3. Maluca e Maluco. Eu sou maluca, eu sou doidona. E tô na luta por um SUS que funciona. Eu sou maluco, eu sou doidão, e tô na luta contra toda opressão.
“A multidão vibrou. Cantou junto. Com muita purpurina, fizemos brilhar essas vidas tão violentadas em sua trajetória.”
“Não estamos romantizando a loucura, nem o sofrimento. Mas estamos dizendo que é possível conviver e sublimar a loucura através da cultura, da arte e da dança.”
“As letras são todas autorais. A logomarca foi feita pela psicóloga. As camisas e abadares foram confeccionados pelos usuários da saúde mental.”
“Ao desfilar vestimos um abadá feito por mãos que não são valorizadas pelo capitalismo. Mãos consideradas improdutivas, mas que confeccionaram faixas. fantasias e abadares lindos e maravilhosos.”

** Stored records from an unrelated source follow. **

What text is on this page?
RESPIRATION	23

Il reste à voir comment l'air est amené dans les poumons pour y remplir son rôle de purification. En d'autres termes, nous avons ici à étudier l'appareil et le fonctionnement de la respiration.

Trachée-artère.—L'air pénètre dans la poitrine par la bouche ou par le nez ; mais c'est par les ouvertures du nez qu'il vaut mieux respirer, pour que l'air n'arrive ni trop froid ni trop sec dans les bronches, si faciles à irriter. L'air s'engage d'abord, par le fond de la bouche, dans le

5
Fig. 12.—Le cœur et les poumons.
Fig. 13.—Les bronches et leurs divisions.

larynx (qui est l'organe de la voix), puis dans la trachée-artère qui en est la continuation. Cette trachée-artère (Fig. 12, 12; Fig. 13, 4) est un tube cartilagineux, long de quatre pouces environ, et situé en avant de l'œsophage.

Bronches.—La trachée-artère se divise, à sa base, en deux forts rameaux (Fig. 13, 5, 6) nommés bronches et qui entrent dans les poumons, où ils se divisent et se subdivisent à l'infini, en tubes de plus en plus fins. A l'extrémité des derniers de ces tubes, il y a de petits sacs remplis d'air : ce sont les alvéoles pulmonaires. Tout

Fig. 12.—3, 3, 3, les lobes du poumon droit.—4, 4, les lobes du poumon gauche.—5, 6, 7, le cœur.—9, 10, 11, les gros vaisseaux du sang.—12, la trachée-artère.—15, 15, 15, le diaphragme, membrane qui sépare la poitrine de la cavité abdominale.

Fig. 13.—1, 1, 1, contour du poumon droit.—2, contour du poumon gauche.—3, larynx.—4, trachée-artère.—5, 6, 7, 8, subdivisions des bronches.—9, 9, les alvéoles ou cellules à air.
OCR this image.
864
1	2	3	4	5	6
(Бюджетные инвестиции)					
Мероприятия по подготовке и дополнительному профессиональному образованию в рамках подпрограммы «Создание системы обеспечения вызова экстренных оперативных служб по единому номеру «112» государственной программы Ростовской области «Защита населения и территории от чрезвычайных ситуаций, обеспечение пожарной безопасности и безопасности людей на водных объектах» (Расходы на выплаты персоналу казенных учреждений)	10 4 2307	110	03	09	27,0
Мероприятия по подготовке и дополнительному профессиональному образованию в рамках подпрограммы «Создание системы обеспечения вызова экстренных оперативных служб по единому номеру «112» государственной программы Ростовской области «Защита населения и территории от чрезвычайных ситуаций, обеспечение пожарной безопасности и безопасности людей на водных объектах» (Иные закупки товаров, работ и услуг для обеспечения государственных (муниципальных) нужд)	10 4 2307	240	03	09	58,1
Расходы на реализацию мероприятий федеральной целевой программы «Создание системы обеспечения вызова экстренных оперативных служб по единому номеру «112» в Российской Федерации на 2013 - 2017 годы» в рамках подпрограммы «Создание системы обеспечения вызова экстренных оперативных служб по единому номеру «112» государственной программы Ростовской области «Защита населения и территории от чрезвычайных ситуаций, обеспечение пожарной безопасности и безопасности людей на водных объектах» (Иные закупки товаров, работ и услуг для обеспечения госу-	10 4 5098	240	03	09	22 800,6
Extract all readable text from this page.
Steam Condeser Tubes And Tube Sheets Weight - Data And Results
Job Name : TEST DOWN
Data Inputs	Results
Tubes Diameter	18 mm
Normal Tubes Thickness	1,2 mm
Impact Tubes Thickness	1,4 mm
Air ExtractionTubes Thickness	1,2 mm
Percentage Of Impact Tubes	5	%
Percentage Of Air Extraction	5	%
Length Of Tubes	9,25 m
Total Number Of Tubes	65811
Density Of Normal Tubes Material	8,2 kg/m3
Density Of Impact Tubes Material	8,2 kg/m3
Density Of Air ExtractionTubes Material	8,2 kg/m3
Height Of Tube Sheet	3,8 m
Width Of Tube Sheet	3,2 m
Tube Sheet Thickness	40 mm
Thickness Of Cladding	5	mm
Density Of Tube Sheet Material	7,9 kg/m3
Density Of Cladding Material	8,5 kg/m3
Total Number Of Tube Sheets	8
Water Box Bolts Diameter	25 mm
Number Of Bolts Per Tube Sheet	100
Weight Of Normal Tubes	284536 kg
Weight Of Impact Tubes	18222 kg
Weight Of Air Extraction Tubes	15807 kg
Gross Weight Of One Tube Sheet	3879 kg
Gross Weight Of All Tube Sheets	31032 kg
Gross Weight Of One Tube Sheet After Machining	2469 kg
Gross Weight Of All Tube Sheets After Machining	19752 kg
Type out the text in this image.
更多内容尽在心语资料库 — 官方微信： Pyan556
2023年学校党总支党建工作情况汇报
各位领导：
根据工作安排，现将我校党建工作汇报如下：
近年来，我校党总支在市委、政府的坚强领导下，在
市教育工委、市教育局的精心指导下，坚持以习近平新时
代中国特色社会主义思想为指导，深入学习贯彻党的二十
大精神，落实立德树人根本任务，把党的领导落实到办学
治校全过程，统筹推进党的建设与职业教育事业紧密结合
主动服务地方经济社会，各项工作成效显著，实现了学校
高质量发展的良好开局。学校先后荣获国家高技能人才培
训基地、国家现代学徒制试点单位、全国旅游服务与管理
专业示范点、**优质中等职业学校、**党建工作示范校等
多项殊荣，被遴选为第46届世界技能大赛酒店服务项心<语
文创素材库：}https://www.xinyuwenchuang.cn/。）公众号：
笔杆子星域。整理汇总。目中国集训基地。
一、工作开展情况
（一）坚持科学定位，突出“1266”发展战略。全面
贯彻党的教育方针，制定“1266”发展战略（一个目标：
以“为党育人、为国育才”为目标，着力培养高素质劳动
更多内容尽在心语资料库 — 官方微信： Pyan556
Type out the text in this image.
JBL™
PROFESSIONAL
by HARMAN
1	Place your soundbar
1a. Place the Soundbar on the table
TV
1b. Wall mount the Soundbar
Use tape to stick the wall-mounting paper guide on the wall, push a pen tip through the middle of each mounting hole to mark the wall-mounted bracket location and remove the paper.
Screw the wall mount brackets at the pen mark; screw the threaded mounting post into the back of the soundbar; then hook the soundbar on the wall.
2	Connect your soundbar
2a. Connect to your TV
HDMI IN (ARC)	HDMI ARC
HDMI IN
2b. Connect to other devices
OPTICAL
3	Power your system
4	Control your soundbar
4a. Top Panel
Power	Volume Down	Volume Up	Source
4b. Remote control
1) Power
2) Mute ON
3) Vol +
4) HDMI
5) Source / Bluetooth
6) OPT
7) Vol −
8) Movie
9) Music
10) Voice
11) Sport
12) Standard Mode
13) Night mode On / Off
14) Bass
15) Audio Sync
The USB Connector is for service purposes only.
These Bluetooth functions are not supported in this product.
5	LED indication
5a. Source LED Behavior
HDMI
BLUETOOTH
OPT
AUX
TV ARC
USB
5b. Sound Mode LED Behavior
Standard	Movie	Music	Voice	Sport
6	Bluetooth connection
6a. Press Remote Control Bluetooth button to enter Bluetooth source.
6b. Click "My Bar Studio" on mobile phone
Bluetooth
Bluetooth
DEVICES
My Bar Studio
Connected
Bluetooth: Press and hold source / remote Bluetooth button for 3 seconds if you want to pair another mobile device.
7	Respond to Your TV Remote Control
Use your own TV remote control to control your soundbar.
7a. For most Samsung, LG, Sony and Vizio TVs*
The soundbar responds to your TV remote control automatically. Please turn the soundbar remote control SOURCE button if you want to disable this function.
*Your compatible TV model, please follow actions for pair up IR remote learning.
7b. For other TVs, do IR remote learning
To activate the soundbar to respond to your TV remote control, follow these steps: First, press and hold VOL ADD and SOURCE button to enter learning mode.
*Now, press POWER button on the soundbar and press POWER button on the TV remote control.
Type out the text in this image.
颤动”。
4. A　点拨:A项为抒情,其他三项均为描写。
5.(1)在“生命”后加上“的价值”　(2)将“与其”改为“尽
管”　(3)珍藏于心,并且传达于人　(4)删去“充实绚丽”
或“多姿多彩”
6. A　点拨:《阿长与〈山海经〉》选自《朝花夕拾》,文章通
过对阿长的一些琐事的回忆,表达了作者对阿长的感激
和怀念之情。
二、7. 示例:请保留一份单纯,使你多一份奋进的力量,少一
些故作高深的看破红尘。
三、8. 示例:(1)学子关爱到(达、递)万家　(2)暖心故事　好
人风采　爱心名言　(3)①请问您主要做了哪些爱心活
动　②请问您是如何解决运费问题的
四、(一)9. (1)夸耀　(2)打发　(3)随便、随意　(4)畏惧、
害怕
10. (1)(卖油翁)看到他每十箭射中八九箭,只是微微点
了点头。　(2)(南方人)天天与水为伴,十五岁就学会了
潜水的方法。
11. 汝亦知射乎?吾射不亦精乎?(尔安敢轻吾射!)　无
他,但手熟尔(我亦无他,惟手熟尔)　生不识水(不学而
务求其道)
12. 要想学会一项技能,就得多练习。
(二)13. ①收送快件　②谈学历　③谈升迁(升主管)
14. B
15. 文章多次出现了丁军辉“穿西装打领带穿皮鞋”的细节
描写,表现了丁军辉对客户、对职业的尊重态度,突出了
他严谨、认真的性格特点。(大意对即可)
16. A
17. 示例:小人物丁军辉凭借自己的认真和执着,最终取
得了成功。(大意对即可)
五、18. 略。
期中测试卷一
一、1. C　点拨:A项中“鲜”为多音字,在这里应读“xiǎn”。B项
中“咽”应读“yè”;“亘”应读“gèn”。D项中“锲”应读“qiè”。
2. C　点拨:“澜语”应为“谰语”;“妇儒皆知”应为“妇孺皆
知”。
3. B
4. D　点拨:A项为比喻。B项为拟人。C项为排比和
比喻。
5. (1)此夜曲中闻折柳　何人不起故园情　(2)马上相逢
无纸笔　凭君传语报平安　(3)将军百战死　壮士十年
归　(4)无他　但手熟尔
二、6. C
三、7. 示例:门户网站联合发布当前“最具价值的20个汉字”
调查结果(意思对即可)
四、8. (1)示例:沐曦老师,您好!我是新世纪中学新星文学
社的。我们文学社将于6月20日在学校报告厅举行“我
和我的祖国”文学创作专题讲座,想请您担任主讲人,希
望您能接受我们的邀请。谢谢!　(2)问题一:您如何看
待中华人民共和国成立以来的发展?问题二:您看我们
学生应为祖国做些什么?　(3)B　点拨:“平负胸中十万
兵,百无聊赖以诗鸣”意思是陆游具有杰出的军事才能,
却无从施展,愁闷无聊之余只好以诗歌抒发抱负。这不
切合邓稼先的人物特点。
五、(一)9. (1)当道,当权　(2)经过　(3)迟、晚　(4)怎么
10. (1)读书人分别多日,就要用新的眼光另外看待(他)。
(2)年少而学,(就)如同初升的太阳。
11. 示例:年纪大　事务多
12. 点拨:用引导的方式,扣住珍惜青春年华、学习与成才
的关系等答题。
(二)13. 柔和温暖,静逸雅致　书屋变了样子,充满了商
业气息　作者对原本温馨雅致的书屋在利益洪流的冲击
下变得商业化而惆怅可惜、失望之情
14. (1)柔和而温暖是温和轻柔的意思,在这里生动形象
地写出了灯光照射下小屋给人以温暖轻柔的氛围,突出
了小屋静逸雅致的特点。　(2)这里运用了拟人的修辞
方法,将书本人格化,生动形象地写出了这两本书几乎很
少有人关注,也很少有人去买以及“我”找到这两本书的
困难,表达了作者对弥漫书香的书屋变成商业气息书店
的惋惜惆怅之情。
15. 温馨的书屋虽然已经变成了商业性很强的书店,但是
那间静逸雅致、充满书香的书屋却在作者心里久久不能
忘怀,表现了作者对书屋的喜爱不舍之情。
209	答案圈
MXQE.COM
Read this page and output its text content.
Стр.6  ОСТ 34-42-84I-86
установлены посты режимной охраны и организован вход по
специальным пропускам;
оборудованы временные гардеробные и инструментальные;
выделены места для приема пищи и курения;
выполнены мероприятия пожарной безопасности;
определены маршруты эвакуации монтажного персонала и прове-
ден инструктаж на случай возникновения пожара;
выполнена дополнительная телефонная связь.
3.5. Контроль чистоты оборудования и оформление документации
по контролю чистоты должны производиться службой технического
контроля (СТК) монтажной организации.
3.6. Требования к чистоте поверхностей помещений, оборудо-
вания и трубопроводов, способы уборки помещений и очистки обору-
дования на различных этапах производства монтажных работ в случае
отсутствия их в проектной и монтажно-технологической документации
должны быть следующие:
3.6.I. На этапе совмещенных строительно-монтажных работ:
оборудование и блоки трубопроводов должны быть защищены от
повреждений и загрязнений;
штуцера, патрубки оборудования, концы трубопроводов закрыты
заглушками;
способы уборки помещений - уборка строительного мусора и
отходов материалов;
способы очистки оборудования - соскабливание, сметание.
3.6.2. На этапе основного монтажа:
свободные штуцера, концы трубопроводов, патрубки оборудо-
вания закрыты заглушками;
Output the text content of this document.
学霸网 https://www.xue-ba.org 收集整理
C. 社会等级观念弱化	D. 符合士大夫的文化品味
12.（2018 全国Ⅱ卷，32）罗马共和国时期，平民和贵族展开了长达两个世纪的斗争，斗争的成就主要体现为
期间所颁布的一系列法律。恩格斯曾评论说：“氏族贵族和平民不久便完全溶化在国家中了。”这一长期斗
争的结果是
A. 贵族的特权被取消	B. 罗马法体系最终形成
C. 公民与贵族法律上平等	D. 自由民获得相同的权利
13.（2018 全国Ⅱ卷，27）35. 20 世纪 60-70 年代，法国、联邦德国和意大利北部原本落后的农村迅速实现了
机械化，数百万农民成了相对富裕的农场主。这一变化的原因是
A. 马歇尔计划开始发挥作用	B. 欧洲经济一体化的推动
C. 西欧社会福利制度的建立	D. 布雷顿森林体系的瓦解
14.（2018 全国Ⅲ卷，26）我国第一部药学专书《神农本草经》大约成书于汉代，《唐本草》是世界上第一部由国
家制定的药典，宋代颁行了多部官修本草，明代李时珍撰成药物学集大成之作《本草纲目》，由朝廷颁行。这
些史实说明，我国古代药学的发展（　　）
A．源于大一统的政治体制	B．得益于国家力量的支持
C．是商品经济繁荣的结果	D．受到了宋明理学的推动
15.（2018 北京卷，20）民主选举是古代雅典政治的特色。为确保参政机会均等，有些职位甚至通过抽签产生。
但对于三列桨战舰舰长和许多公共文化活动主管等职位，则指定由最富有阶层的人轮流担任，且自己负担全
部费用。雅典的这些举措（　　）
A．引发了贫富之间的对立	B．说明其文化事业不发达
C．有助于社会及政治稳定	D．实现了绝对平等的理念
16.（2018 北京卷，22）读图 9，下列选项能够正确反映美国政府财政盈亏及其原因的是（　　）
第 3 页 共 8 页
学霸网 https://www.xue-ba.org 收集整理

“Valorizamos mãos, mentes e corações criativos e amorosos. Resgatamos sua autoestima e autoimagem positiva.”
Após ouvir esses belíssimos relatos de Fabiola, eu entrei no perfil do blocoqueloucuraes no Instagram. Fiquei muito emocionada ao ver os ensaios realizados no CAPS São Pedro.
Sem palavras! Fui tocada por inteiro, corpo, mente e alma. Estou muito emocionada.
Que possamos assumir a loucura coletiva que determina o nosso jeito de ser e estar no mundo.
Que a arte e a cultura continuem resgatando vidas.
Pelo fim da estigmatização!
Meu respeito e admiração pelos profissionais da saúde mental! Viva o SUS!
*Beatriz Herkenhoff é assistente social. Professora aposentada do Departamento de Serviço Social da UFES. Com doutorado pela PUC-SP. Autora do livro: “Por um triz: Crônicas sobre a vida em tempos de pandemia” (2021).